ASX-listed renewables company Greenearth Energy says it is one step closer to bringing its CO2-to-fuel conversion system to market, after testing of the solar component of the technology was proven successful.
Israeli company NewCO2Fuels – Greenearth’s partner in the project and the developer of the technology – said on Wednesday that the solar testing – in which it ran its proprietary reactor with renewable solar thermal energy for two hours continuously – had successfully dissociated CO2 into carbon and oxygen at a rate of 800 times higher than achieved two and a half years ago.
“We did it. We took a waste gas, derided as the key driver of climate change, and renewable energy from the sun and created a high quality, highly valuable fuel; and we are doing it in a way that is financially viable,” said NewCO2Fuels CEO David Banitt.
“This can be a game changer in the way the world produces clean alternatives to fossil fuels,” Banitt said. “NCF technology can support industry to increase production and improve overall process efficiency. We have great confidence that (the technology) should have a fast market penetration”
NCF’s latest achievement follows its previous proof of the technology, simulating the use of high-temperature industrial waste heat to drive the CO2 dissociation process.
Greenearth managing director Samuel Marks said his company was extremely pleased with the latest test results, which had now revealed two paths to commercialisation of the technology.

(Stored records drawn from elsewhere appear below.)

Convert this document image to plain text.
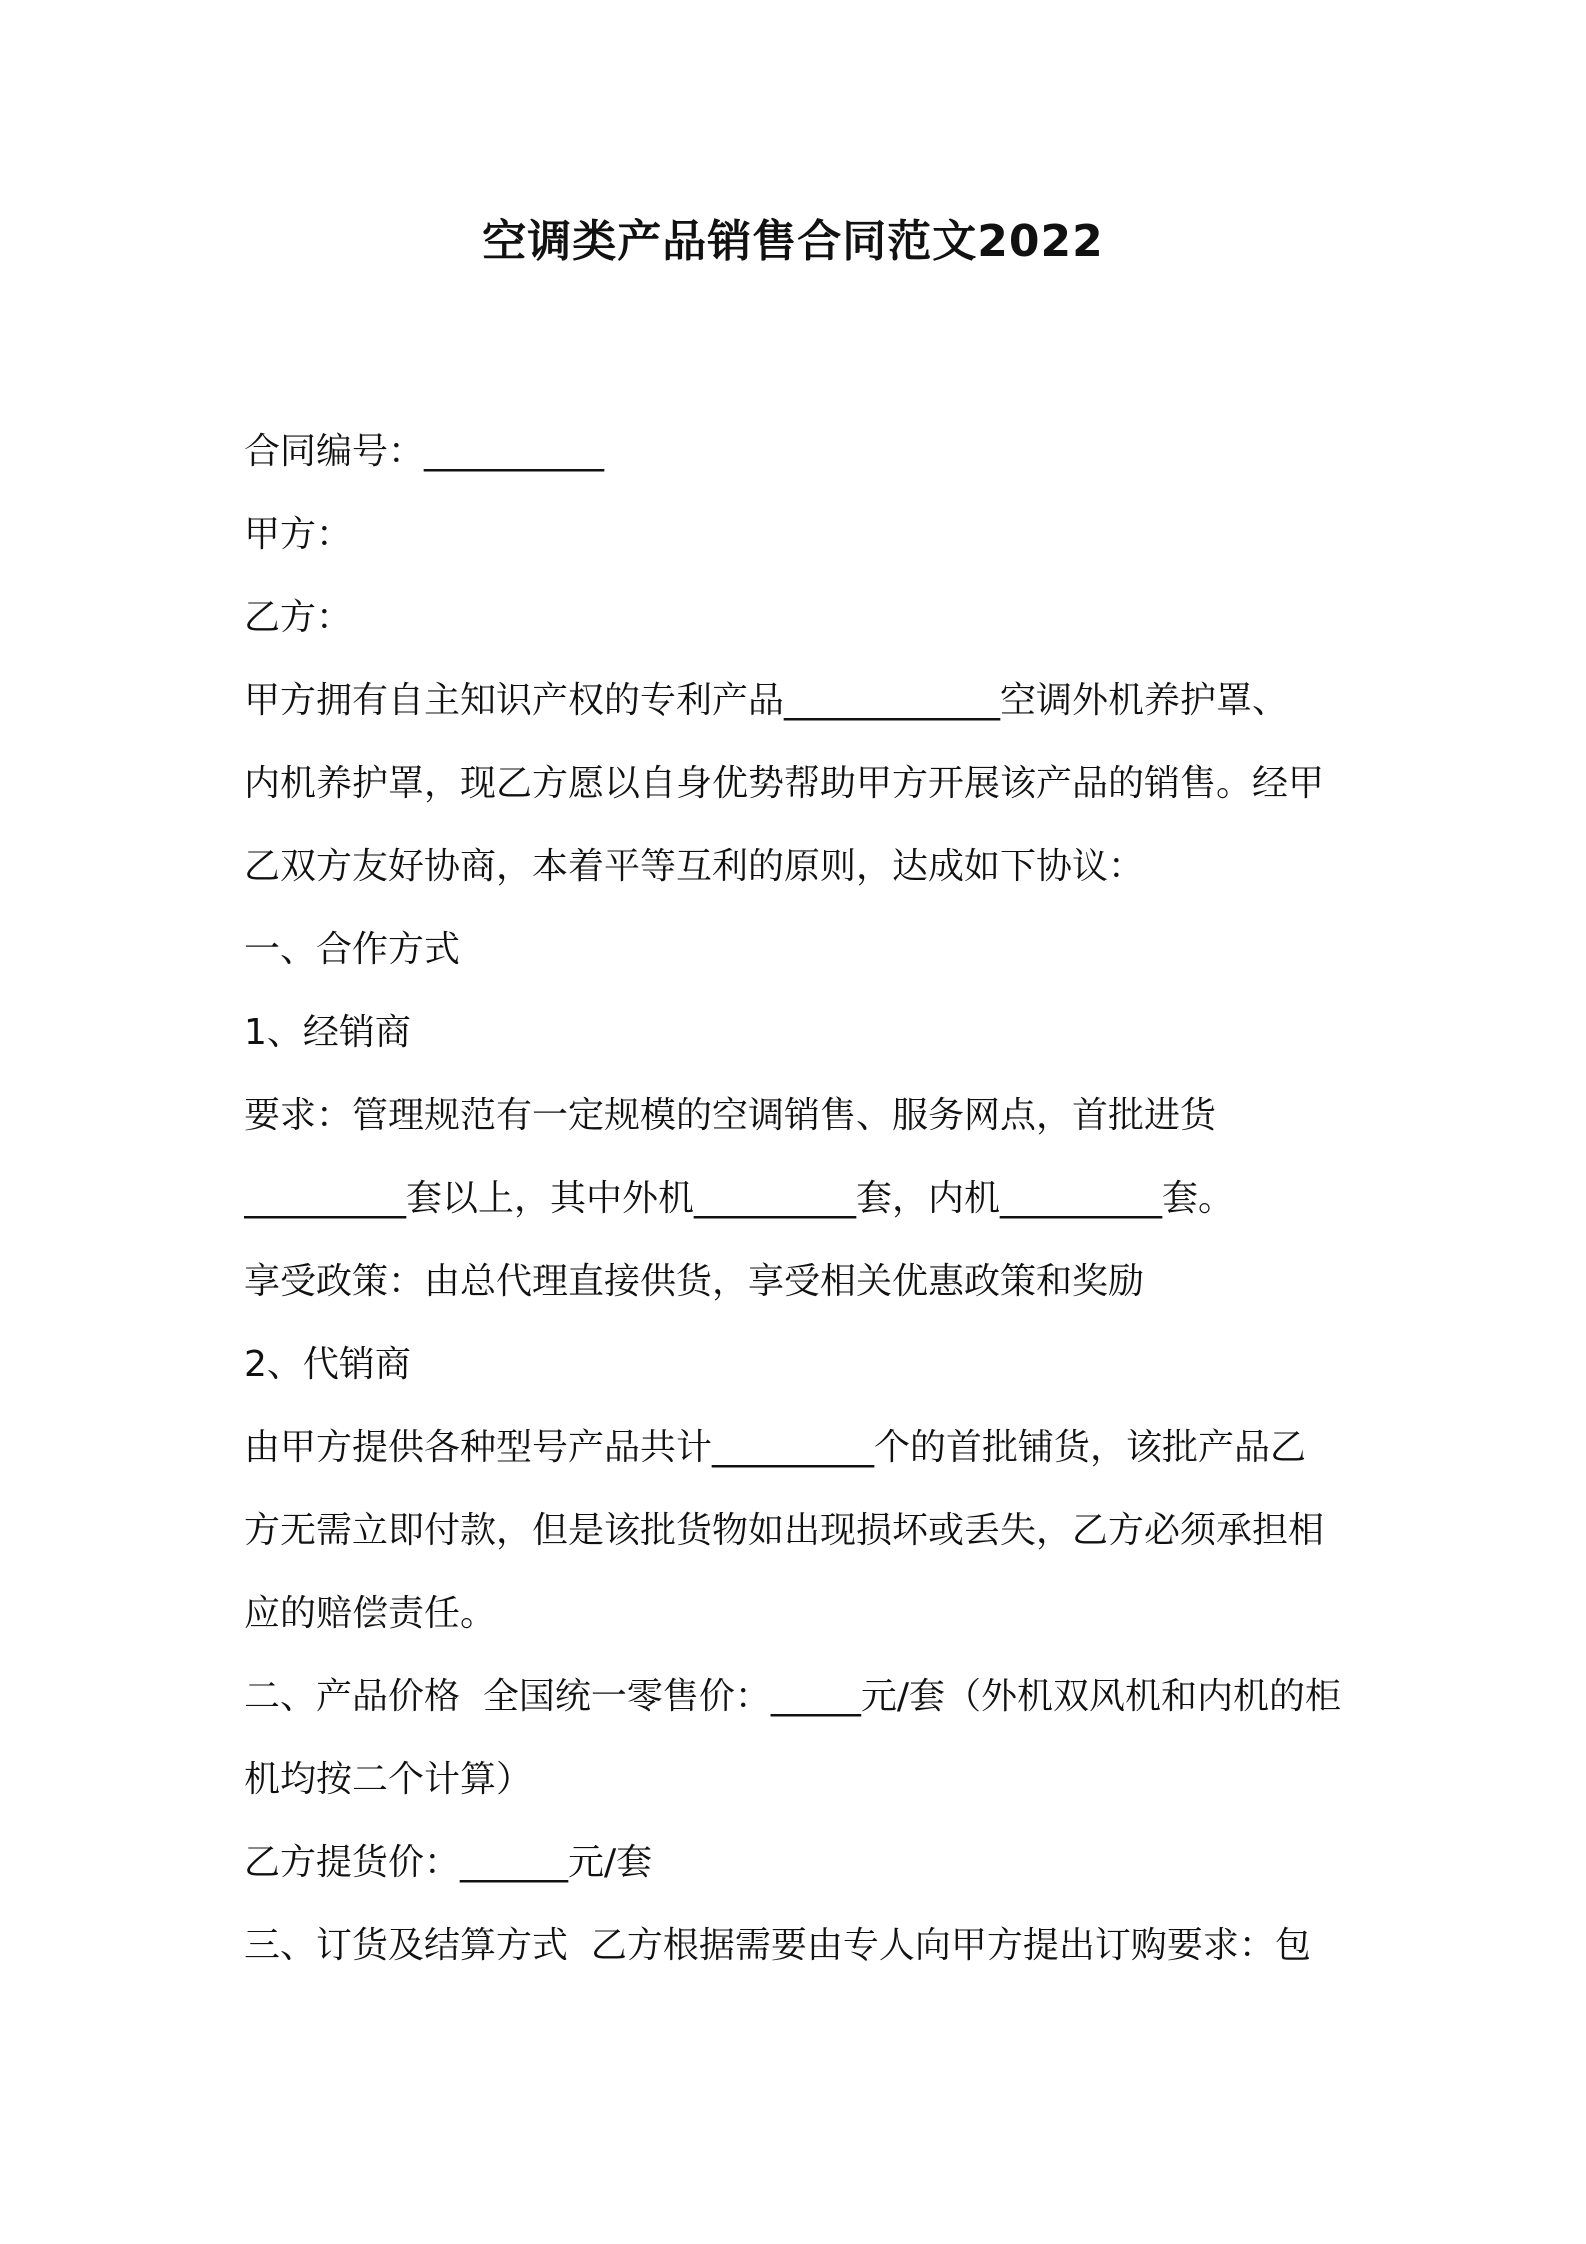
空调类产品销售合同范文2022
合同编号：__________
甲方：
乙方：
甲方拥有自主知识产权的专利产品____________空调外机养护罩、
内机养护罩，现乙方愿以自身优势帮助甲方开展该产品的销售。经甲
乙双方友好协商，本着平等互利的原则，达成如下协议：
一、合作方式
1、经销商
要求：管理规范有一定规模的空调销售、服务网点，首批进货
_________套以上，其中外机_________套，内机_________套。
享受政策：由总代理直接供货，享受相关优惠政策和奖励
2、代销商
由甲方提供各种型号产品共计_________个的首批铺货，该批产品乙
方无需立即付款，但是该批货物如出现损坏或丢失，乙方必须承担相
应的赔偿责任。
二、产品价格  全国统一零售价：_____元/套（外机双风机和内机的柜
机均按二个计算）
乙方提货价：______元/套
三、订货及结算方式  乙方根据需要由专人向甲方提出订购要求：包
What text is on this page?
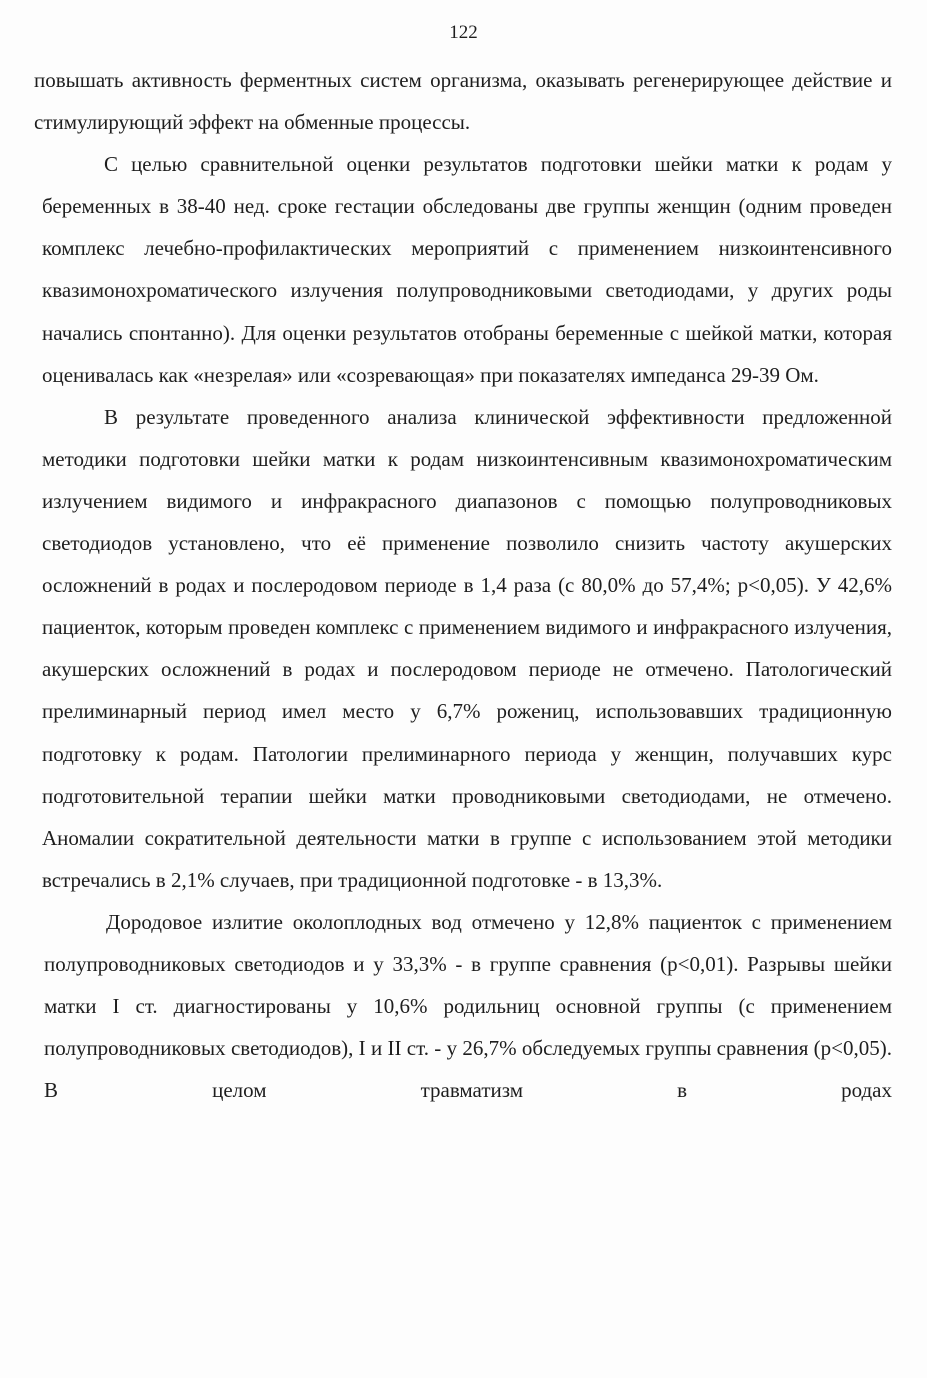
122

повышать активность ферментных систем организма, оказывать регенерирующее действие и стимулирующий эффект на обменные процессы.

С целью сравнительной оценки результатов подготовки шейки матки к родам у беременных в 38-40 нед. сроке гестации обследованы две группы женщин (одним проведен комплекс лечебно-профилактических мероприятий с применением низкоинтенсивного квазимонохроматического излучения полупроводниковыми светодиодами, у других роды начались спонтанно). Для оценки результатов отобраны беременные с шейкой матки, которая оценивалась как «незрелая» или «созревающая» при показателях импеданса 29-39 Ом.

В результате проведенного анализа клинической эффективности предложенной методики подготовки шейки матки к родам низкоинтенсивным квазимонохроматическим излучением видимого и инфракрасного диапазонов с помощью полупроводниковых светодиодов установлено, что её применение позволило снизить частоту акушерских осложнений в родах и послеродовом периоде в 1,4 раза (с 80,0% до 57,4%; p<0,05). У 42,6% пациенток, которым проведен комплекс с применением видимого и инфракрасного излучения, акушерских осложнений в родах и послеродовом периоде не отмечено. Патологический прелиминарный период имел место у 6,7% рожениц, использовавших традиционную подготовку к родам. Патологии прелиминарного периода у женщин, получавших курс подготовительной терапии шейки матки проводниковыми светодиодами, не отмечено. Аномалии сократительной деятельности матки в группе с использованием этой методики встречались в 2,1% случаев, при традиционной подготовке - в 13,3%.

Дородовое излитие околоплодных вод отмечено у 12,8% пациенток с применением полупроводниковых светодиодов и у 33,3% - в группе сравнения (p<0,01). Разрывы шейки матки I ст. диагностированы у 10,6% родильниц основной группы (с применением полупроводниковых светодиодов), I и II ст. - у 26,7% обследуемых группы сравнения (p<0,05). В целом травматизм в родах
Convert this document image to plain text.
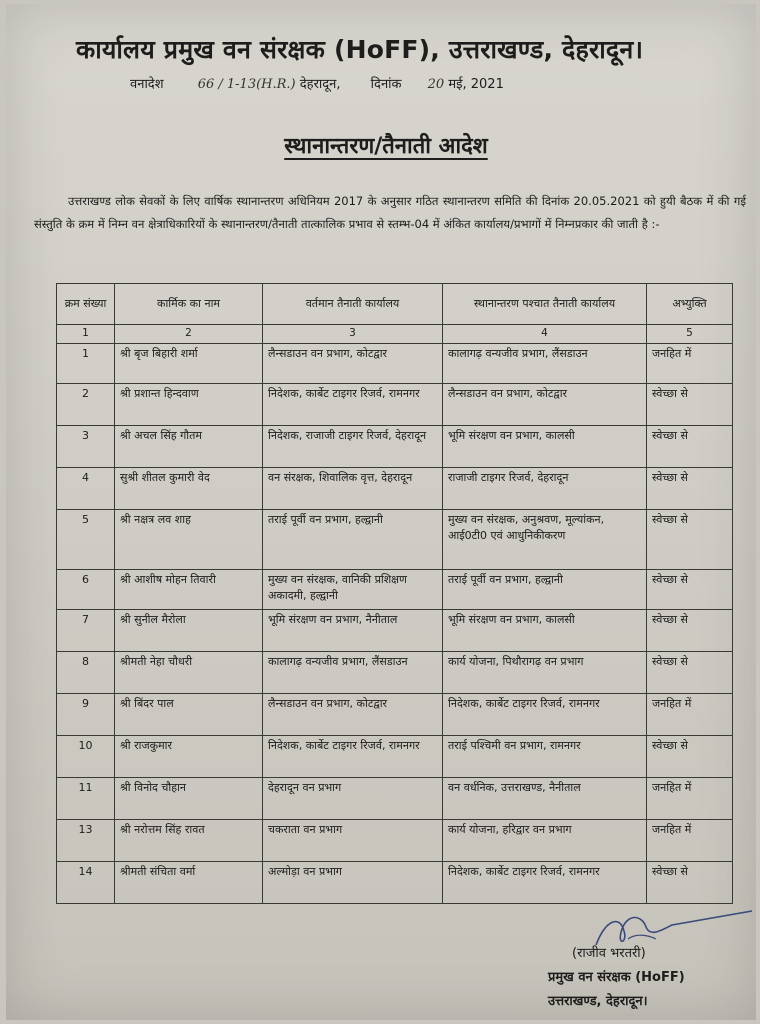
कार्यालय प्रमुख वन संरक्षक (HoFF), उत्तराखण्ड, देहरादून।
वनादेश	66 / 1-13(H.R.) देहरादून, दिनांक 20 मई, 2021
स्थानान्तरण/तैनाती आदेश
उत्तराखण्ड लोक सेवकों के लिए वार्षिक स्थानान्तरण अधिनियम 2017 के अनुसार गठित स्थानान्तरण समिति की दिनांक 20.05.2021 को हुयी बैठक में की गई संस्तुति के क्रम में निम्न वन क्षेत्राधिकारियों के स्थानान्तरण/तैनाती तात्कालिक प्रभाव से स्तम्भ-04 में अंकित कार्यालय/प्रभागों में निम्नप्रकार की जाती है :-
क्रम संख्या	कार्मिक का नाम	वर्तमान तैनाती कार्यालय	स्थानान्तरण पश्चात तैनाती कार्यालय	अभ्युक्ति
1	2	3	4	5
1	श्री बृज बिहारी शर्मा	लैन्सडाउन वन प्रभाग, कोटद्वार	कालागढ़ वन्यजीव प्रभाग, लैंसडाउन	जनहित में
2	श्री प्रशान्त हिन्दवाण	निदेशक, कार्बेट टाइगर रिजर्व, रामनगर	लैन्सडाउन वन प्रभाग, कोटद्वार	स्वेच्छा से
3	श्री अचल सिंह गौतम	निदेशक, राजाजी टाइगर रिजर्व, देहरादून	भूमि संरक्षण वन प्रभाग, कालसी	स्वेच्छा से
4	सुश्री शीतल कुमारी वेद	वन संरक्षक, शिवालिक वृत्त, देहरादून	राजाजी टाइगर रिजर्व, देहरादून	स्वेच्छा से
5	श्री नक्षत्र लव शाह	तराई पूर्वी वन प्रभाग, हल्द्वानी	मुख्य वन संरक्षक, अनुश्रवण, मूल्यांकन, आई0टी0 एवं आधुनिकीकरण	स्वेच्छा से
6	श्री आशीष मोहन तिवारी	मुख्य वन संरक्षक, वानिकी प्रशिक्षण अकादमी, हल्द्वानी	तराई पूर्वी वन प्रभाग, हल्द्वानी	स्वेच्छा से
7	श्री सुनील मैरोला	भूमि संरक्षण वन प्रभाग, नैनीताल	भूमि संरक्षण वन प्रभाग, कालसी	स्वेच्छा से
8	श्रीमती नेहा चौधरी	कालागढ़ वन्यजीव प्रभाग, लैंसडाउन	कार्य योजना, पिथौरागढ़ वन प्रभाग	स्वेच्छा से
9	श्री बिंदर पाल	लैन्सडाउन वन प्रभाग, कोटद्वार	निदेशक, कार्बेट टाइगर रिजर्व, रामनगर	जनहित में
10	श्री राजकुमार	निदेशक, कार्बेट टाइगर रिजर्व, रामनगर	तराई पश्चिमी वन प्रभाग, रामनगर	स्वेच्छा से
11	श्री विनोद चौहान	देहरादून वन प्रभाग	वन वर्धनिक, उत्तराखण्ड, नैनीताल	जनहित में
13	श्री नरोत्तम सिंह रावत	चकराता वन प्रभाग	कार्य योजना, हरिद्वार वन प्रभाग	जनहित में
14	श्रीमती संचिता वर्मा	अल्मोड़ा वन प्रभाग	निदेशक, कार्बेट टाइगर रिजर्व, रामनगर	स्वेच्छा से
(राजीव भरतरी)
प्रमुख वन संरक्षक (HoFF)
उत्तराखण्ड, देहरादून।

“These results are very encouraging and demonstrate two clear paths to market for the same NCF reactor technology, using either excess heat generated in various high-temperature industrial processes, or concentrated solar energy,” Greenearth said in a statement.
Greenearth – which invested in NewCO2Fuels when it was first formed in Israel in 2011 by a group of scientists and entrepreneurs – has had less success with its geothermal plans, which were put on hold in 2013 due to funding troubles.
As we reported in October last year, the company’s planned 12MW geothermal energy project for the city of Geelong was shelved when the Victorian government withdrew its $25 million grant – a near fatal blow, considering Greenearth’s application for funding from the Australian Renewable Energy Agency (ARENA) had previously been rejected.
In a statement after the success of the March testing, Greenearth said the system held “great potential” to produce a clean and renewable alternative to fossil fuels using CO2 emitted from industrial processes as its feedstock.
But as Greenearth chairman Rob Annells said back in 2012, the technology also has great potential to allow for increased use of heavy-emitting energy sources – which, at this stage, seems to be the federal government’s basic energy plan – not least of all the “vast brown coal” resource of the Melbourne-based company’s home state, Victoria.